You could therefore say that the problem is academic!
It rarely comes up in academic prose, and in fiction
and conversation where than is much more often used
with simple pronouns, the use of object forms is quite
idiomatic. In practice the issue only arises with first or
third person pronouns that have distinct forms for the
subject and object (I, we, he, she, they). For the second
person pronoun you, the third person it, it makes no
difference – or for nouns and proper names: He knows
more than John (does) about the family history.
A different issue with than is its potential
ambiguity when used elliptically, as in:
She’s kinder to her dog than the children.
To settle the ambiguity in sentences like that, the
point needs to be spelled out more fully. (See further
under ellipsis.)
Combinations with than:
1 Than and what. The most extended use of than as
a preposition is to be seen in nonstandard usage such
as: He wanted it more than what I did.
Such constructions provide an empty object for
than but ensure the use of the subject pronoun in the
following clause. It could thus be seen as a kind of
hypercorrective response to the grammatical
“problem” (see hypercorrection). The what is
unnecessary because the sentence could perfectly well
be: He wanted it more than I did (or more than me). The
construction than what is associated with impromptu
talk – one of the various redundancies that occur
when we construct sentences on the run, which need
to be edited out of written documents.
2 Following than it’s possible to use either an
infinitive or an -ing form of the verb. Compare:
She rushed on rather than let us catch up.

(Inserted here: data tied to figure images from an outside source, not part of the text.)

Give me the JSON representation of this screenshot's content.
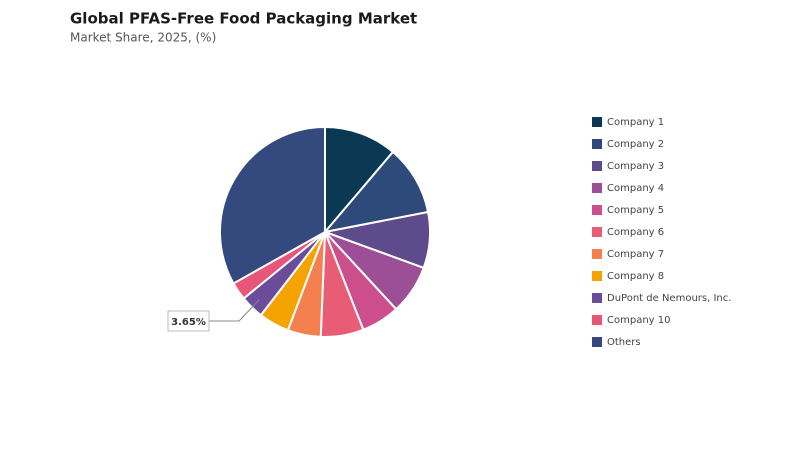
{
  "chart_data": {
    "type": "pie",
    "title": "Global PFAS-Free Food Packaging Market",
    "subtitle": "Market Share, 2025, (%)",
    "categories": [
      "Company 1",
      "Company 2",
      "Company 3",
      "Company 4",
      "Company 5",
      "Company 6",
      "Company 7",
      "Company 8",
      "DuPont de Nemours, Inc.",
      "Company 10",
      "Others"
    ],
    "values": [
      11.2,
      10.75,
      8.6,
      7.6,
      5.9,
      6.6,
      5.1,
      4.7,
      3.65,
      2.75,
      33.15
    ],
    "value_labels": [
      null,
      null,
      null,
      null,
      null,
      null,
      null,
      null,
      "3.65%",
      null,
      null
    ],
    "colors": [
      "#0b3954",
      "#2e4a7a",
      "#5e4b8b",
      "#9c4f96",
      "#cc4f8b",
      "#e85d75",
      "#f47f4f",
      "#f5a300",
      "#6b4c9a",
      "#e8557a",
      "#344a7e"
    ],
    "legend": "right"
  }
}
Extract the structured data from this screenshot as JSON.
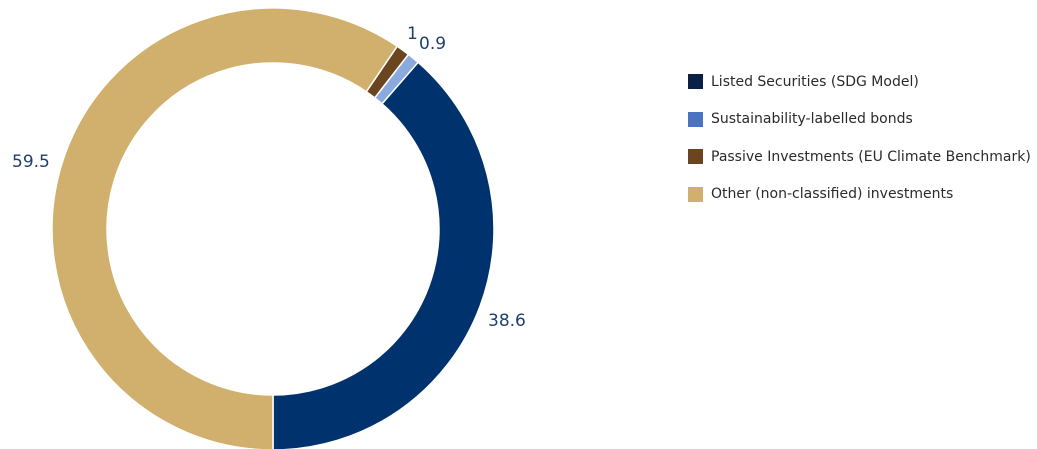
{
  "chart_data": {
    "type": "pie",
    "style": "donut",
    "categories": [
      "Listed Securities (SDG Model)",
      "Sustainability-labelled bonds",
      "Passive Investments (EU Climate Benchmark)",
      "Other (non-classified) investments"
    ],
    "values": [
      38.6,
      0.9,
      1,
      59.5
    ],
    "value_labels": [
      "38.6",
      "0.9",
      "1",
      "59.5"
    ],
    "colors": [
      "#00336e",
      "#8aaade",
      "#6b4520",
      "#d1b06d"
    ],
    "legend_colors": [
      "#0a2145",
      "#4a74c2",
      "#6b4520",
      "#d1b06d"
    ],
    "legend_position": "right",
    "start": "bottom",
    "direction": "counterclockwise"
  }
}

She was rushing on rather than letting us catch
up.
But as these examples show, the choice can effectively
be made by matching the forms before and after than:
the -ing follows a continuous/progressive form of the
main verb, while the infinitive goes with other aspects
and tenses.
3 Than with quasi-comparatives. A number of
adjectives and adverbs imply comparisons without
having the standard comparative suffixes such as -er
or more. They include collocations like
different/differently than (and superior than) which
are used especially in speech as alternatives to
constructions with from or to. Other constructions
which sometimes use than are sequences such as
hardly . . . than, scarcely . . . than, where the
alternative is to use when as the subordinator. Purists
are inclined to argue that than has no place in such
phrases, because the comparison remains implicit
rather than explicit in the form of words. Yet common
idiom endorses such combinations. See further under
different from, hardly and scarcely.